By examining the definitions of value (for the company and the individual), we can improve the managing of values in the talent management lifecycle.
A company needs to be valued both internally and externally: internally, to promote the process of personal belonging; externally, to facilitate adherence of the customers to the products or services. The valuation of the company concerns of all its stakeholders and resources.
In psychology, Schwartz and Bilsky explain that value is at a more universal level than the motivations.
In sociology, Emelie Durkheim and Max Weber have shown that values are axiological beliefs (axiology is the philosophical study of value, ethically and aesthetically) that are intended to serve the community (i.e. company and customers) as a viable and strong guides, but this perception is filtered, transformed, or even disqualified by reality.
In structural anthropology, Marcel Mauss confirmed that membership in a culturally structured collective gives every man his human status. Levi-Strauss has shown that man has a symbolic thinking in parallel of its technical thought, which tinkers the collective pattern that is necessary for his humanity.
Lebailly tells us that the improved performance of an organization requires the determination of technical values by community values. What will man/woman do and what do the people around one expect? Values.

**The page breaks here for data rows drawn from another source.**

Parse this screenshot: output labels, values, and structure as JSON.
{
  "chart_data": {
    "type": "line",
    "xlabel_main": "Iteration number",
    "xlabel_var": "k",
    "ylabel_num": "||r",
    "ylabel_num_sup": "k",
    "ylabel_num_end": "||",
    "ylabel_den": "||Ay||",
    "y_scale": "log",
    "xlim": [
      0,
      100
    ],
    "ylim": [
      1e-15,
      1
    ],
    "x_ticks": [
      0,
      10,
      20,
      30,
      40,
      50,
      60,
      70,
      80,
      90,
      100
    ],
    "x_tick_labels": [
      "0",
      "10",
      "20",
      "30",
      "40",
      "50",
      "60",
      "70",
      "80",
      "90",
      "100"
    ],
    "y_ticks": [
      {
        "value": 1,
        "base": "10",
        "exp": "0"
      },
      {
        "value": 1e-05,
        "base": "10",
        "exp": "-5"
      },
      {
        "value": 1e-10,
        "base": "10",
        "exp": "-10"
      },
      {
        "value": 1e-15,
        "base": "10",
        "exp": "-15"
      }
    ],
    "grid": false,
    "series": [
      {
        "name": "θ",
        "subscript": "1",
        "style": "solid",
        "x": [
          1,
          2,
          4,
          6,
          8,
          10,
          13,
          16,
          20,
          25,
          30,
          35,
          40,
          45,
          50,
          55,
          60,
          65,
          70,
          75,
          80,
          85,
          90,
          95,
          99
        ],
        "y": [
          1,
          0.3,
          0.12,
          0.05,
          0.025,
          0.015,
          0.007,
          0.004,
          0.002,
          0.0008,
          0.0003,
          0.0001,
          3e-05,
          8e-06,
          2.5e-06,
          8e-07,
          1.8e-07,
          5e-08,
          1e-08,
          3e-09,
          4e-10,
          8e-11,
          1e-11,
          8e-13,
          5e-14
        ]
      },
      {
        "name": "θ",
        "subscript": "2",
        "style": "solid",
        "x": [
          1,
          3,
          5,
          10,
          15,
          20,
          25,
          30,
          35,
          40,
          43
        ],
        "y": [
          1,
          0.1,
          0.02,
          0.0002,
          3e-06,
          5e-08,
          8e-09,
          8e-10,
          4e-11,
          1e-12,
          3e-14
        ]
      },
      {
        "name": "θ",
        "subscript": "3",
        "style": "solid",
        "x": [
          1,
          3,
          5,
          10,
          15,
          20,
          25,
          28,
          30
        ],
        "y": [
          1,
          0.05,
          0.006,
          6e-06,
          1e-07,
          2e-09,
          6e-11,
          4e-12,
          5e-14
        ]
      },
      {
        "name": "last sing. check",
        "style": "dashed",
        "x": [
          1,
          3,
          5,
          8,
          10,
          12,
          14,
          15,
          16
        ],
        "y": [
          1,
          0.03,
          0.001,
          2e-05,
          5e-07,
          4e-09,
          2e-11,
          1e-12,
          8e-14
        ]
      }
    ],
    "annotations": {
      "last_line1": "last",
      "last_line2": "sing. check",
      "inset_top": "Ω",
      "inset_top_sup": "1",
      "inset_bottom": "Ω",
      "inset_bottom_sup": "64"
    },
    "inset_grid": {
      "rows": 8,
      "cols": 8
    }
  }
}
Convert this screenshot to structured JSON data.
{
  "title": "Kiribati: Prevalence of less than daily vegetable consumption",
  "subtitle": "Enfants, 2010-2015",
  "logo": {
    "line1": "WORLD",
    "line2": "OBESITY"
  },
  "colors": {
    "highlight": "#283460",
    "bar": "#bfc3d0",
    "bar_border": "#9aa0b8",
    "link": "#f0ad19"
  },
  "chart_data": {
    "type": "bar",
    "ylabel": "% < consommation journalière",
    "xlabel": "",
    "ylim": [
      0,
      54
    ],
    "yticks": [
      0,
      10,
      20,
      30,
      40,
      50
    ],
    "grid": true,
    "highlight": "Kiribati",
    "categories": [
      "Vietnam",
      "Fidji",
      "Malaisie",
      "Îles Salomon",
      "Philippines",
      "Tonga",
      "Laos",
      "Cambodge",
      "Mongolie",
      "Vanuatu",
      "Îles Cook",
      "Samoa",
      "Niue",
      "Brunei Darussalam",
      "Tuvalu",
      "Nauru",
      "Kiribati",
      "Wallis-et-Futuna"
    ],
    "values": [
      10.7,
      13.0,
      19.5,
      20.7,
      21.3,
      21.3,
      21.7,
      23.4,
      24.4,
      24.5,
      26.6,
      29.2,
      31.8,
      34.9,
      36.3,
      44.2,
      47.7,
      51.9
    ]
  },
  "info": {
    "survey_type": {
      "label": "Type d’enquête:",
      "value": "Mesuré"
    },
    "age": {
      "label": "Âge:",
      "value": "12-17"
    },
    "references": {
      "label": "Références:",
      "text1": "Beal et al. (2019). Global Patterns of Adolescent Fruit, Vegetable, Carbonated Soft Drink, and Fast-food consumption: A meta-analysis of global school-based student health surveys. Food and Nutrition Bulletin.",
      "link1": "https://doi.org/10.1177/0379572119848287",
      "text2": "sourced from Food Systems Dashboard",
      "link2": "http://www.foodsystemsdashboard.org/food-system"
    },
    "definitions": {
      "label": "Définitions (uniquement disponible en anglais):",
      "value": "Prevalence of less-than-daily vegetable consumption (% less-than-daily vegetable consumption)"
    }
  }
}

Semiotics (which studies the signs and symbols as elements of communicative behavior) gives three definitions of value:
- the value that allows the differentiation in discourse;
- use value of any object (technical value);
- and the base value which is reached through the object or discourse (ethical, moral, group…).
Within this framework it combines clear, the identification of your company values along with better management and representation of those values, contributes to the performance – in nearly all aspects – within your company.